S&P analyst Howard Silverblatt says he expects a surge in dividend increases in the third quarter as the economy improves. In all, 2010 will probably see a 5.6% increase in dividend payments among S&P 500 companies, Mr. Silverblatt estimates. That would be a big reversal from 2009's record decline of $52 billion in dividends, or 21%, to $196 billion.
In the current quarter, 77 companies in the S&P 500 have announced dividend increases, compared with just two that cut their payouts, according to S&P. Valero slashed its dividend by 75%, and Tesoro suspended its dividend altogether. Both companies are refiners that have been squeezed by higher oil prices and weak demand for finished fuels.
The fuel behind increased dividends comes from the recent rebound in corporate profits, which in turn are being helped by greater efficiencies that companies instituted during the worst days of the financial crisis.
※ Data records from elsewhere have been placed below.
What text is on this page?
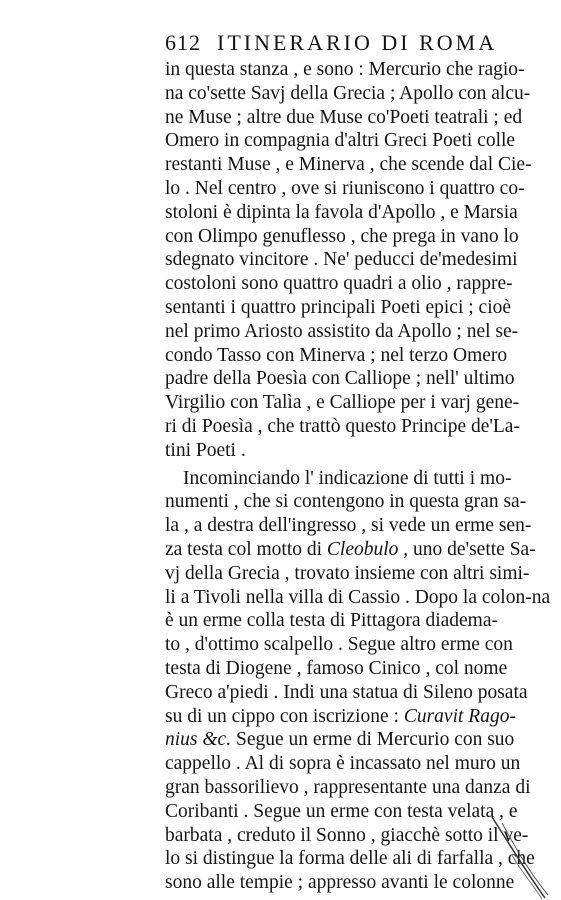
612 ITINERARIO DI ROMA
in questa stanza , e sono : Mercurio che ragio-
na co'sette Savj della Grecia ; Apollo con alcu-
ne Muse ; altre due Muse co'Poeti teatrali ; ed
Omero in compagnia d'altri Greci Poeti colle
restanti Muse , e Minerva , che scende dal Cie-
lo . Nel centro , ove si riuniscono i quattro co-
stoloni è dipinta la favola d'Apollo , e Marsia
con Olimpo genuflesso , che prega in vano lo
sdegnato vincitore . Ne' peducci de'medesimi
costoloni sono quattro quadri a olio , rappre-
sentanti i quattro principali Poeti epici ; cioè
nel primo Ariosto assistito da Apollo ; nel se-
condo Tasso con Minerva ; nel terzo Omero
padre della Poesìa con Calliope ; nell' ultimo
Virgilio con Talìa , e Calliope per i varj gene-
ri di Poesìa , che trattò questo Principe de'La-
tini Poeti .
Incominciando l' indicazione di tutti i mo-
numenti , che si contengono in questa gran sa-
la , a destra dell'ingresso , si vede un erme sen-
za testa col motto di Cleobulo , uno de'sette Sa-
vj della Grecia , trovato insieme con altri simi-
li a Tivoli nella villa di Cassio . Dopo la colon-na
è un erme colla testa di Pittagora diadema-
to , d'ottimo scalpello . Segue altro erme con
testa di Diogene , famoso Cinico , col nome
Greco a'piedi . Indi una statua di Sileno posata
su di un cippo con iscrizione : Curavit Rago-
nius &c. Segue un erme di Mercurio con suo
cappello . Al di sopra è incassato nel muro un
gran bassorilievo , rappresentante una danza di
Coribanti . Segue un erme con testa velata , e
barbata , creduto il Sonno , giacchè sotto il ve-
lo si distingue la forma delle ali di farfalla , che
sono alle tempie ; appresso avanti le colonne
S&P 500 companies tripled their per-share earnings in the fourth quarter compared with the same period a year ago, near the worst of the financial crisis. For the first quarter ending March 31, S&P 500 companies are expected to report a combined 36% rise in per-share profit, according to Thomson Reuters. Revenue is expected to rise about 10%.
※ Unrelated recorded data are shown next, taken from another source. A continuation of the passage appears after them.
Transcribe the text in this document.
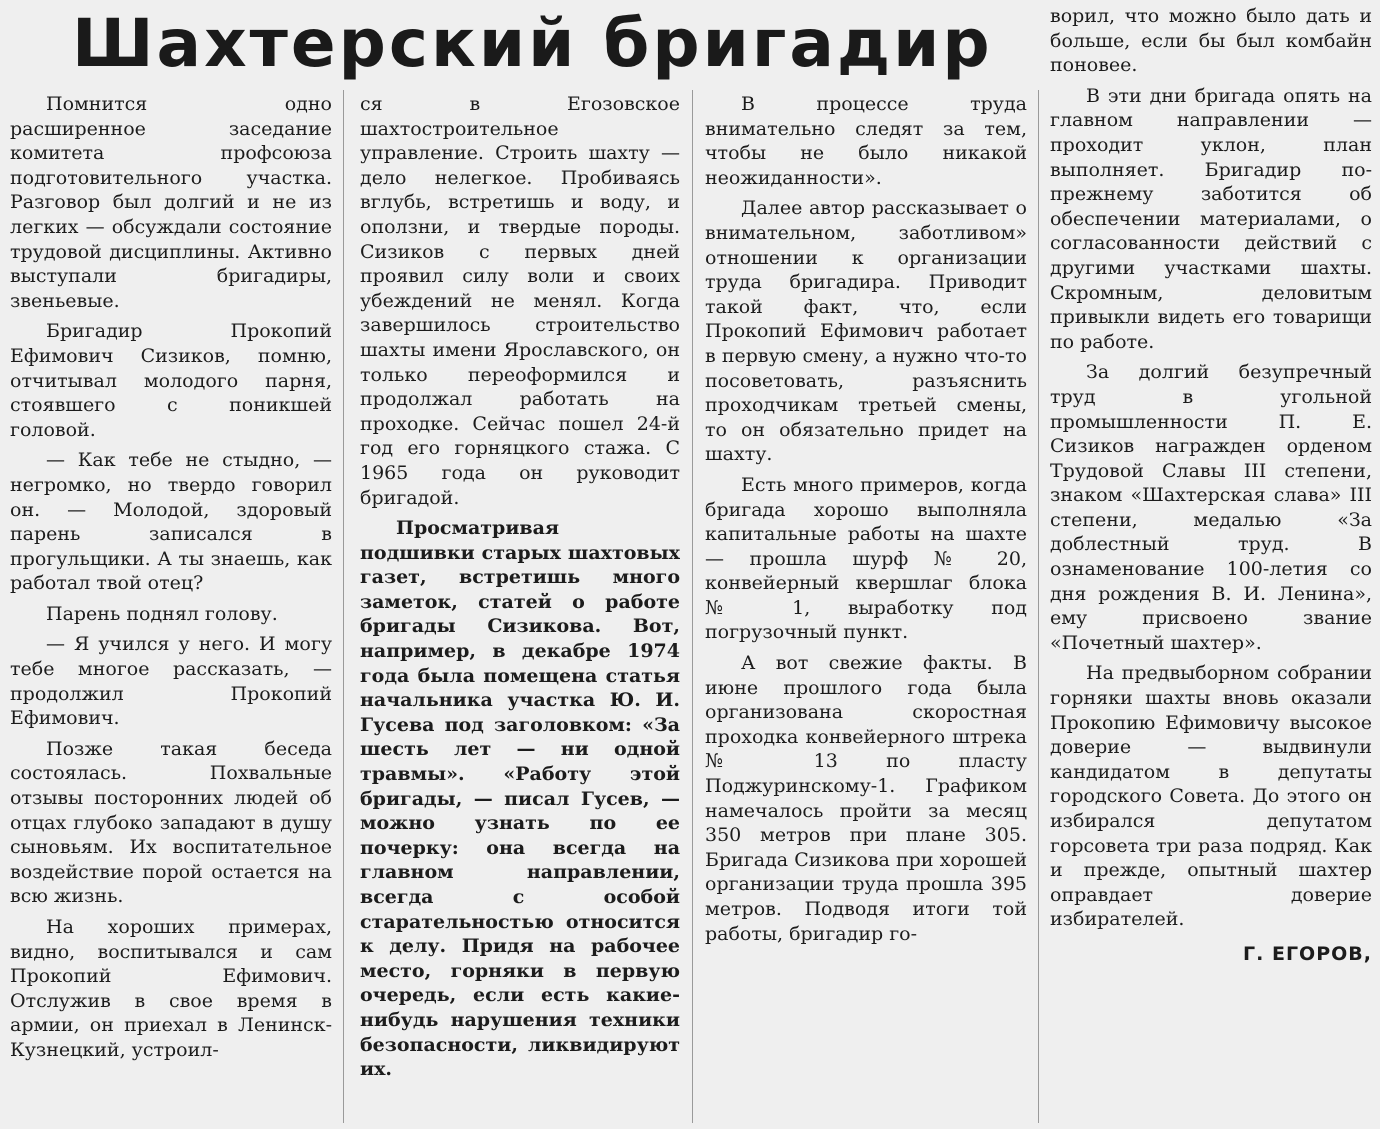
Шахтерский бригадир

Помнится одно расширенное заседание комитета профсоюза подготовительного участка. Разговор был долгий и не из легких — обсуждали состояние трудовой дисциплины. Активно выступали бригадиры, звеньевые.

Бригадир Прокопий Ефимович Сизиков, помню, отчитывал молодого парня, стоявшего с поникшей головой.

— Как тебе не стыдно, — негромко, но твердо говорил он. — Молодой, здоровый парень записался в прогульщики. А ты знаешь, как работал твой отец?

Парень поднял голову.

— Я учился у него. И могу тебе многое рассказать, — продолжил Прокопий Ефимович.

Позже такая беседа состоялась. Похвальные отзывы посторонних людей об отцах глубоко западают в душу сыновьям. Их воспитательное воздействие порой остается на всю жизнь.

На хороших примерах, видно, воспитывался и сам Прокопий Ефимович. Отслужив в свое время в армии, он приехал в Ленинск-Кузнецкий, устроил-

ся в Егозовское шахтостроительное управление. Строить шахту — дело нелегкое. Пробиваясь вглубь, встретишь и воду, и оползни, и твердые породы. Сизиков с первых дней проявил силу воли и своих убеждений не менял. Когда завершилось строительство шахты имени Ярославского, он только переоформился и продолжал работать на проходке. Сейчас пошел 24-й год его горняцкого стажа. С 1965 года он руководит бригадой.

Просматривая подшивки старых шахтовых газет, встретишь много заметок, статей о работе бригады Сизикова. Вот, например, в декабре 1974 года была помещена статья начальника участка Ю. И. Гусева под заголовком: «За шесть лет — ни одной травмы». «Работу этой бригады, — писал Гусев, — можно узнать по ее почерку: она всегда на главном направлении, всегда с особой старательностью относится к делу. Придя на рабочее место, горняки в первую очередь, если есть какие-нибудь нарушения техники безопасности, ликвидируют их.

В процессе труда внимательно следят за тем, чтобы не было никакой неожиданности».

Далее автор рассказывает о внимательном, заботливом» отношении к организации труда бригадира. Приводит такой факт, что, если Прокопий Ефимович работает в первую смену, а нужно что-то посоветовать, разъяснить проходчикам третьей смены, то он обязательно придет на шахту.

Есть много примеров, когда бригада хорошо выполняла капитальные работы на шахте — прошла шурф № 20, конвейерный квершлаг блока № 1, выработку под погрузочный пункт.

А вот свежие факты. В июне прошлого года была организована скоростная проходка конвейерного штрека № 13 по пласту Поджуринскому-1. Графиком намечалось пройти за месяц 350 метров при плане 305. Бригада Сизикова при хорошей организации труда прошла 395 метров. Подводя итоги той работы, бригадир го-

ворил, что можно было дать и больше, если бы был комбайн поновее.

В эти дни бригада опять на главном направлении — проходит уклон, план выполняет. Бригадир по-прежнему заботится об обеспечении материалами, о согласованности действий с другими участками шахты. Скромным, деловитым привыкли видеть его товарищи по работе.

За долгий безупречный труд в угольной промышленности П. Е. Сизиков награжден орденом Трудовой Славы III степени, знаком «Шахтерская слава» III степени, медалью «За доблестный труд. В ознаменование 100-летия со дня рождения В. И. Ленина», ему присвоено звание «Почетный шахтер».

На предвыборном собрании горняки шахты вновь оказали Прокопию Ефимовичу высокое доверие — выдвинули кандидатом в депутаты городского Совета. До этого он избирался депутатом горсовета три раза подряд. Как и прежде, опытный шахтер оправдает доверие избирателей.

Г. ЕГОРОВ,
After the massive cost-cutting by corporate America, many traders expect the market will enjoy solid "earnings leverage," or outsized benefits from any uptick in sales, which should go straight to the bottom line. For now, analysts surveyed by Thomson Reuters are calling for overall S&P 500 profits to surge by about 20% to 35% every quarter this year, aided by growth of 6% to 10% in sales each quarter. Those forecasts are subject to big revisions.
Still, analysts and money managers warn of pitfalls that could disrupt a dividend bonanza. Mr. Prokupek points to the health-care legislation taking shape in Washington, which likely will raise taxes on dividends but keep their advantage over interest payments.
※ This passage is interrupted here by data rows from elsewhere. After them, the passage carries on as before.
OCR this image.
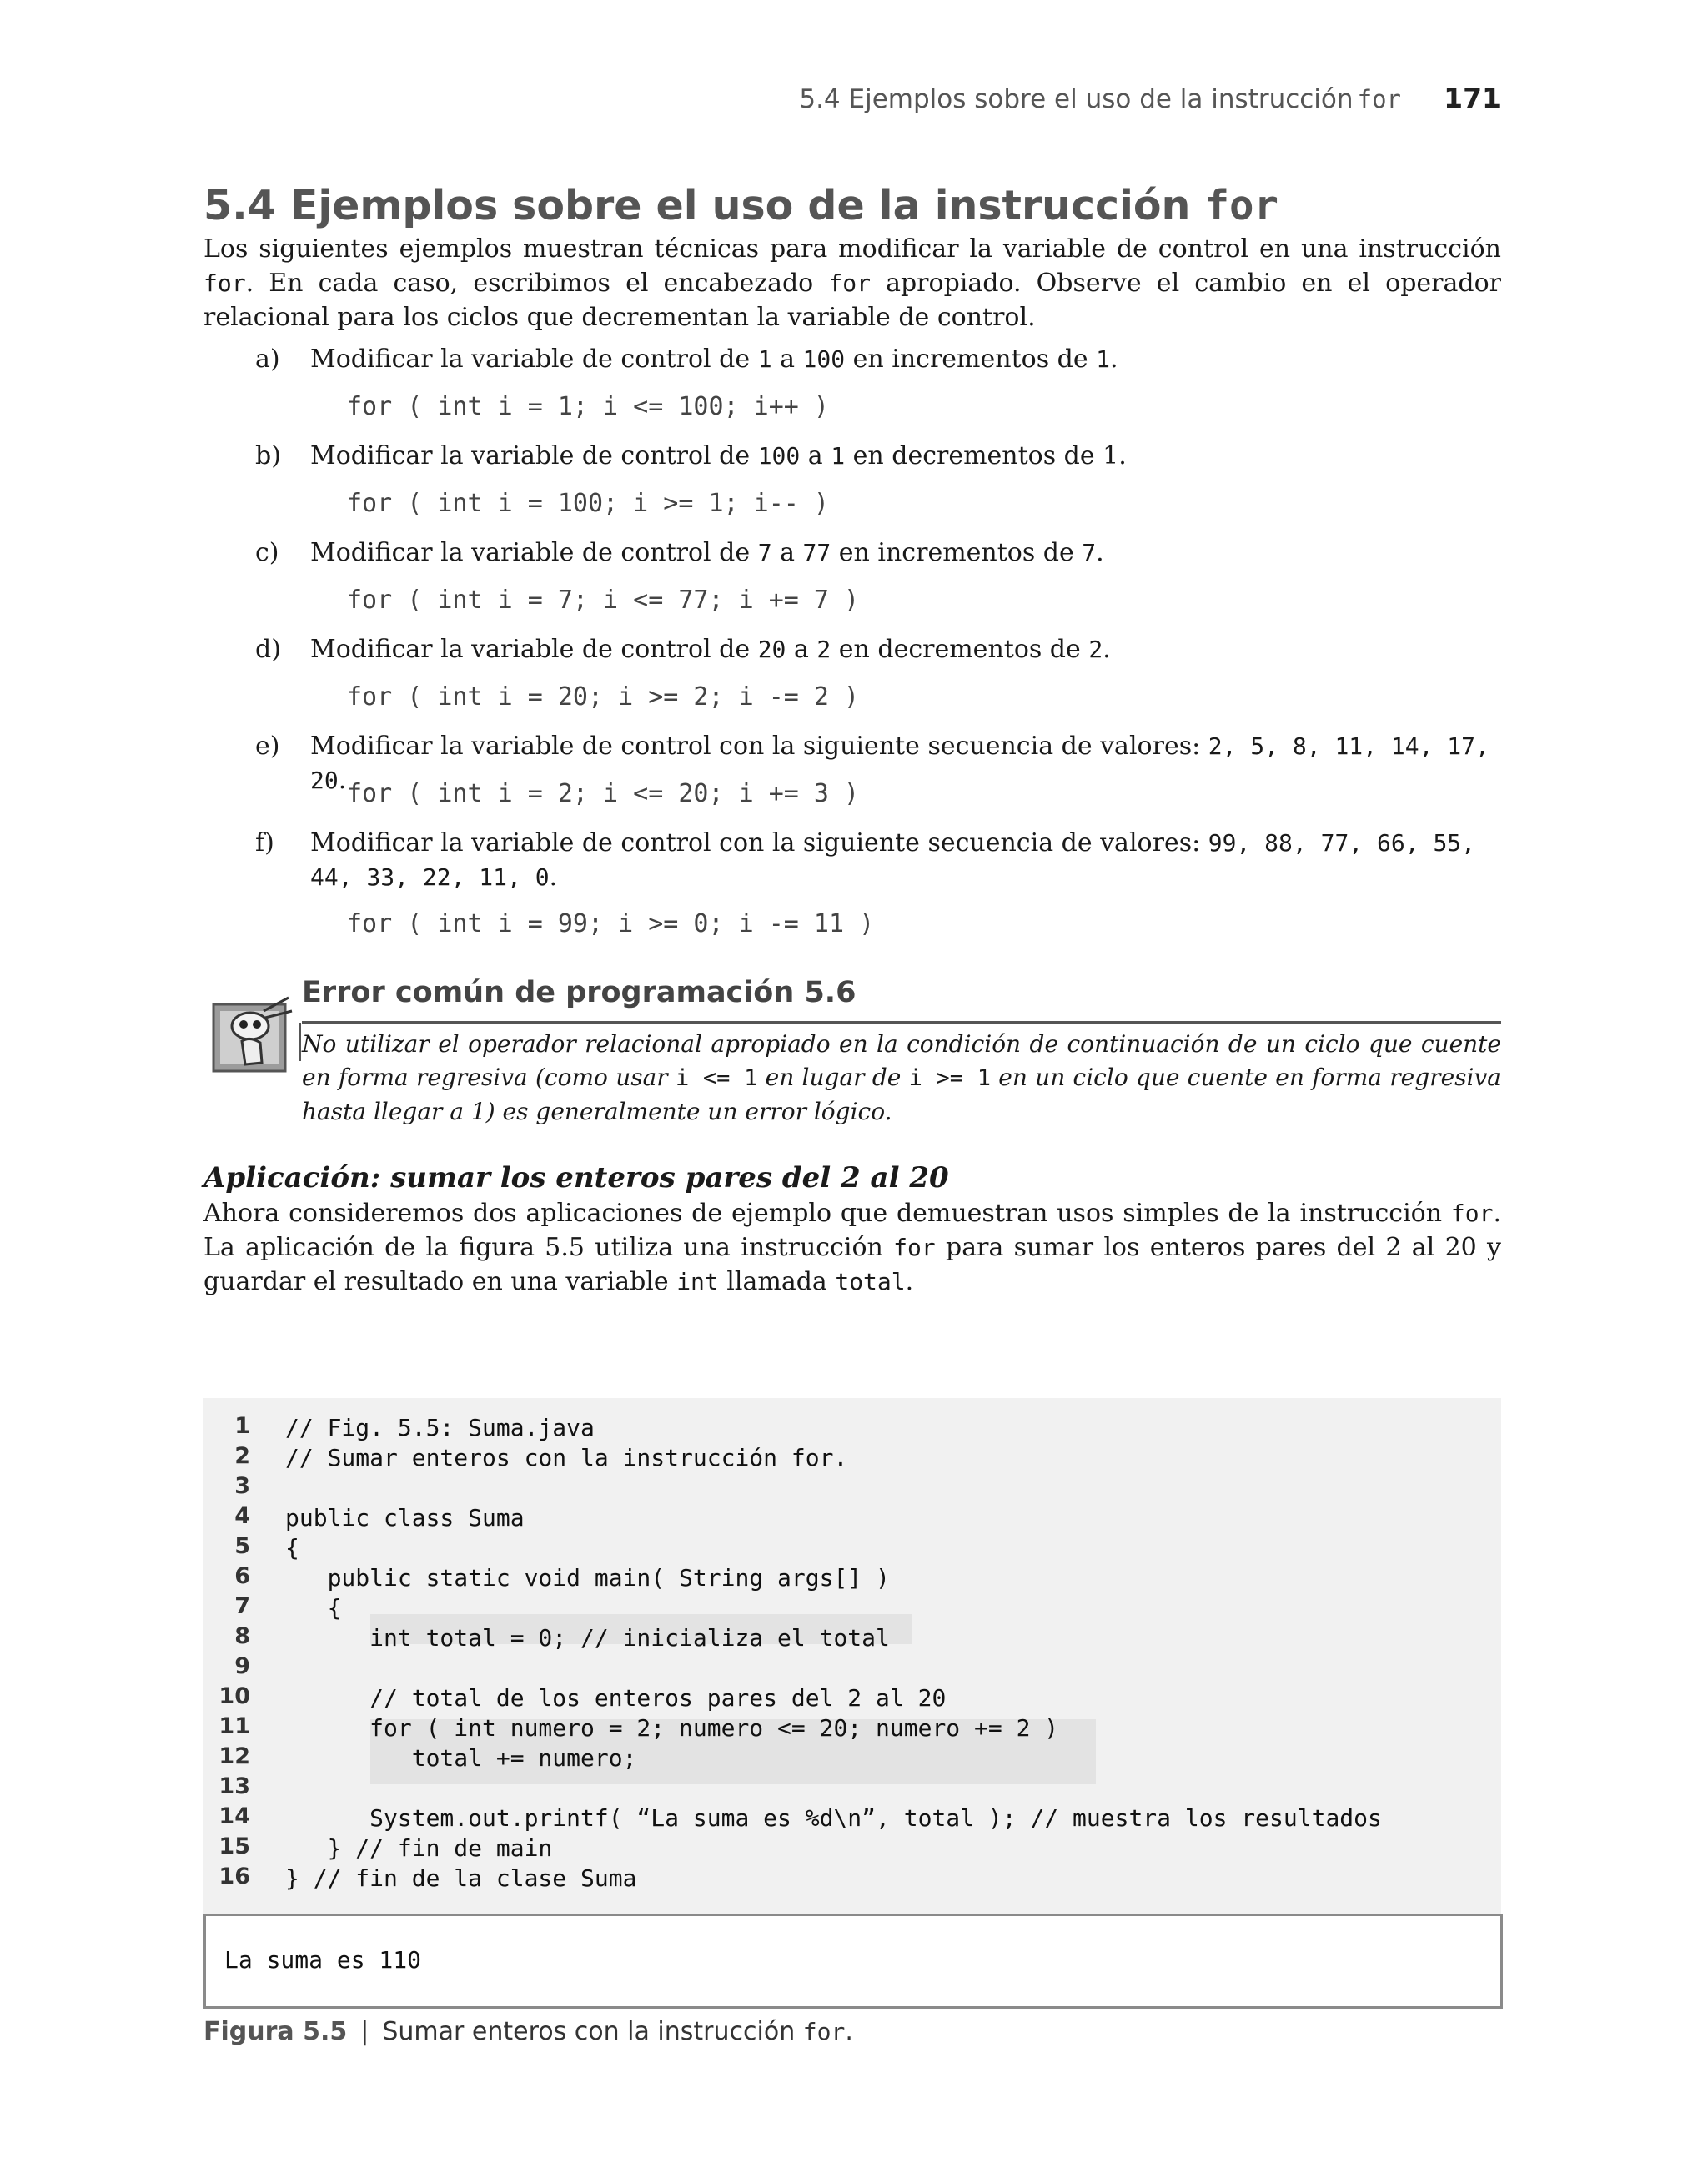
5.4 Ejemplos sobre el uso de la instrucción for 171
5.4 Ejemplos sobre el uso de la instrucción for

Los siguientes ejemplos muestran técnicas para modificar la variable de control en una instrucción for. En cada caso, escribimos el encabezado for apropiado. Observe el cambio en el operador relacional para los ciclos que decrementan la variable de control.

a) Modificar la variable de control de 1 a 100 en incrementos de 1.
for ( int i = 1; i <= 100; i++ )
b) Modificar la variable de control de 100 a 1 en decrementos de 1.
for ( int i = 100; i >= 1; i-- )
c) Modificar la variable de control de 7 a 77 en incrementos de 7.
for ( int i = 7; i <= 77; i += 7 )
d) Modificar la variable de control de 20 a 2 en decrementos de 2.
for ( int i = 20; i >= 2; i -= 2 )
e) Modificar la variable de control con la siguiente secuencia de valores: 2, 5, 8, 11, 14, 17, 20. for ( int i = 2; i <= 20; i += 3 )
f) Modificar la variable de control con la siguiente secuencia de valores: 99, 88, 77, 66, 55, 44, 33, 22, 11, 0.
for ( int i = 99; i >= 0; i -= 11 )
Error común de programación 5.6

No utilizar el operador relacional apropiado en la condición de continuación de un ciclo que cuente en forma regresiva (como usar i <= 1 en lugar de i >= 1 en un ciclo que cuente en forma regresiva hasta llegar a 1) es generalmente un error lógico.

Aplicación: sumar los enteros pares del 2 al 20

Ahora consideremos dos aplicaciones de ejemplo que demuestran usos simples de la instrucción for. La aplicación de la figura 5.5 utiliza una instrucción for para sumar los enteros pares del 2 al 20 y guardar el resultado en una variable int llamada total.

1 // Fig. 5.5: Suma.java
2 // Sumar enteros con la instrucción for.
3
4 public class Suma
5 {
6 public static void main( String args[] )
7 {
8 int total = 0; // inicializa el total
9
10 // total de los enteros pares del 2 al 20
11 for ( int numero = 2; numero <= 20; numero += 2 )
12 total += numero;
13
14 System.out.printf( “La suma es %d\n”, total ); // muestra los resultados
15 } // fin de main
16 } // fin de la clase Suma
La suma es 110
Figura 5.5 | Sumar enteros con la instrucción for.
Michael Thompson, a managing director at S&P, says he is skeptical that dividend yields, or payments relative to share prices, are sufficiently out of whack with bond yields to encourage executives to compete for investor attention by raising their payouts.
The S&P's dividend yield, based on total payments in 2009, was about 2%, while the benchmark Treasury note now stands at 3.693%. But if profits grow as fast as Wall Street expects during the next few quarters, the gap could close quickly, especially now that the Federal Reserve has pledged not to raise interest rates anytime soon.
"There's no question a lot of the big guys are increasing dividends right now," says Mr. Thompson. "But I also think it's true that if they see something else that will make a good use for their cash, especially M&A, they'll go after that."
Perhaps the biggest question hanging over dividends: When will financial companies rev them back up? The crisis led to huge cuts, and regulators are reluctant to allow increases given the pile of bad loans still haunting most banks.
Bank of America Chief Executive Brian Moynihan recently said the giant bank remains cautious even though the worst of the crisis is receding, hardly an encouraging sign about dividends. In February, J.P. Morgan Chase James Dimon said the bank won't raise its dividend until it is sure the business environment has improved.
Mr. Silverblatt thinks increases in dividends by banks could be several quarters away. Even then, per-share dividend payments are likely to be smaller than they were before the crisis at banks that issued piles of shares to help repay U.S. government aid.